Example: We don't know who buys Product X: the Person is set to NULL in the Fact Sale.
You have the same kind of line if a Foreign Key has a value that does not exist in the target object of the relationship.
Example: Product X was bought by Person Y, but Person Y didn't exist in the list of persons at that time.
For more information about the Data Quality rules logs, see the article Take care of entries from the Data Quality rules log.
By default, the Data Quality rule logs an error if a Foreign Key has a NULL value in a relationship between a Fact and an Entity or between two Entities.
However, you might want to treat a NULL Foreign Key as meaningful, indicating that the related record is unknown while the data in the source is still correct.
To reduce the volume of entries in the XXX_DataQualityError, you may choose to suppress the creation of these Data Quality rule Log lines for such cases.
To avoid logging these as errors, apply the following updates to your Data Solution:
- Include a new entry in the relevant Entity to represent the "N/A" value.
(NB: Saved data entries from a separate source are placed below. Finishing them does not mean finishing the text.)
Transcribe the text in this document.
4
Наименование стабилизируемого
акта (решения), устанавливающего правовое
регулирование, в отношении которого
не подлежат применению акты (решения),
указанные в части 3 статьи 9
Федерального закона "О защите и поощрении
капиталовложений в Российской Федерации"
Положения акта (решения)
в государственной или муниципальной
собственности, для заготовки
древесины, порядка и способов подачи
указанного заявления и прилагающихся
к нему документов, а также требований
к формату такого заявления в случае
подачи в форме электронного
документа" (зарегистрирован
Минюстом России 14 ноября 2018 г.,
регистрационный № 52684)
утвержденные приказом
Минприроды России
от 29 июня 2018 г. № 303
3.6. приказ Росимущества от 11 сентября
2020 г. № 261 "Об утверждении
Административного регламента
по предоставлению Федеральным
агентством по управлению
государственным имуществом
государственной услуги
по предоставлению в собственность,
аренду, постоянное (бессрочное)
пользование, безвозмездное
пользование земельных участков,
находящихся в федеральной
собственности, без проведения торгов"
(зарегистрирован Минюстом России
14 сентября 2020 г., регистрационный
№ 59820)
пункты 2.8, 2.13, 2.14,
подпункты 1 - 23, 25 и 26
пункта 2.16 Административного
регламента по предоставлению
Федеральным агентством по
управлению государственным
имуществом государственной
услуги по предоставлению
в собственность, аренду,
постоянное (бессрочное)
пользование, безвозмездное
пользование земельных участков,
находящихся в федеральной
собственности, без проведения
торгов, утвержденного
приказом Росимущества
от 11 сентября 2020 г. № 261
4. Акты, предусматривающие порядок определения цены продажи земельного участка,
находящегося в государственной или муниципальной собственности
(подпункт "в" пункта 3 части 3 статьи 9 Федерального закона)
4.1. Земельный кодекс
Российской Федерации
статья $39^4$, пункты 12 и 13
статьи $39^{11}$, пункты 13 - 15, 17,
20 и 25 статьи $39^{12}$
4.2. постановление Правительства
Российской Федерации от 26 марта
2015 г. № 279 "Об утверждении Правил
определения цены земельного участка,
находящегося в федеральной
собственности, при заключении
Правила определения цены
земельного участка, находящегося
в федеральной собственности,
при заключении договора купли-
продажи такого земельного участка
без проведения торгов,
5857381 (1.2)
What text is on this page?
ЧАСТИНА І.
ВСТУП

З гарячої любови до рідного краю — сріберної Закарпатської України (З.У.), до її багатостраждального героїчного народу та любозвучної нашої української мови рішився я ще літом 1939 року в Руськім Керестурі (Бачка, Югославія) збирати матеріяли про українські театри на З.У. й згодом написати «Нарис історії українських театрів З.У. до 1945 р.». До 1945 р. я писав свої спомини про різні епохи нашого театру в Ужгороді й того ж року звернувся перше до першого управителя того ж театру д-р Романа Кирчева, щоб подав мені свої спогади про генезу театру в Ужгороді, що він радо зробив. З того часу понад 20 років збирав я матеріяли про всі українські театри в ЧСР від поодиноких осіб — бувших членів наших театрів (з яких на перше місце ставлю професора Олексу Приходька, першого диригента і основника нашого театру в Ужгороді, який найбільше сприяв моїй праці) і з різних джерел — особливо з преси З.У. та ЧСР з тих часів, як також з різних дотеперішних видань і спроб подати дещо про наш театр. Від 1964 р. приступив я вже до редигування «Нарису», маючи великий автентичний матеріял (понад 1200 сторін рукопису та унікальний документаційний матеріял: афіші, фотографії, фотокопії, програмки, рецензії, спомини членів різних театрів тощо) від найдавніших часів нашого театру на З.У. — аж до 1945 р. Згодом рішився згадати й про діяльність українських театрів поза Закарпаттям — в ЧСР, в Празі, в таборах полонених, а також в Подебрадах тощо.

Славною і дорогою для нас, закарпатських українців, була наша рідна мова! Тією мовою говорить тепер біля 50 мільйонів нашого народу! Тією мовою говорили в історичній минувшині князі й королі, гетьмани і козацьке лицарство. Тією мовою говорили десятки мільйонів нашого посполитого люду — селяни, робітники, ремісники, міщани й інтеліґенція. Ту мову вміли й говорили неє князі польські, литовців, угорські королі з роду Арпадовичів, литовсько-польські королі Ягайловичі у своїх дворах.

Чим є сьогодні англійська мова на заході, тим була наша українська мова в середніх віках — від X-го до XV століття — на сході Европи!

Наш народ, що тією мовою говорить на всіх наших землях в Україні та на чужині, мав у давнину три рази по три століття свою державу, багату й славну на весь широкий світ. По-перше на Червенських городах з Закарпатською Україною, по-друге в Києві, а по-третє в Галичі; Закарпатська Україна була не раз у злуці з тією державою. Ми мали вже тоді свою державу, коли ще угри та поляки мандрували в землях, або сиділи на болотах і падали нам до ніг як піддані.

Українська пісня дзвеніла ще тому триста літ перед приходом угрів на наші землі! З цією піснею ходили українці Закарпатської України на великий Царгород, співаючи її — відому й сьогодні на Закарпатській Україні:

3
This is called a singleton. For example, in the case of the Product_Subcategory Entity, you can add the following line:
-- Enable IDENTITY_INSERT in Product_Subcategory Entity
SET IDENTITY_INSERT [DW].[COR_EN_Product_Subcategory] ON
GO
--Add the singleton value in Product_Subcategory Entity
INSERT INTO [DW].[COR_EN_Product_Subcategory]
([BG_SourceSystem]
,[BG_LoadTimestamp]
,[BG_UpdateTimestamp]
,[Product_Subcategory_ID]
,[ProductSubcategoryID]
,[FK_Product_Category_ProductCategoryID]
,[Product_Category_Product_Category_ID]
,[Name])
VALUES (
'N/A'
,CONVERT(DATETIME, '19000101', 112)
,CONVERT(DATETIME, '19000101', 112)
,-10
,-10
,0
,0
,'Not available');
GO
-- Disable IDENTITY_INSERT in Product_Subcategory Entity
SET IDENTITY_INSERT [DW].[COR_EN_Product_Subcategory] OFF
GO
- To implement the use of the N/A value, add a term rule to the Foreign Key in the related Entity. For instance, in the case of Product_Product, the term rule should ensure that NULL values are replaced with the "N/A" value.
- Edit the FK_Product_Subcategory_ProductSubcategoryID Term Mapping
- Fill in the following Expression:
CASE
WHEN s1.ProductSubcategoryID IS NULL
THEN -10 --apply the N/A singleton value
ELSE s1.ProductSubcategoryID
END
Once you generate, deploy, and load your project again, no more Data Quality rule log entries will be created for a NULL Foreign Key in the relationship affected by this update (e.g., the relationship between a Product and a Product_Subcategory).
This update allows you to distinguish between "real" unknown values (which are subject to a Data Quality rule) and N/A values, which are now treated as valid and meaningful.
The new singleton line added to the relevant Entity for the N/A value is not generated by biGENIUS-X since it was created manually.
As a result, a new deployment will remove this line.
To ensure the N/A value persists, it is recommended to create a script that can be executed manually after deploying the generated artifacts. This script should reinsert the N/A entry into the Entity table.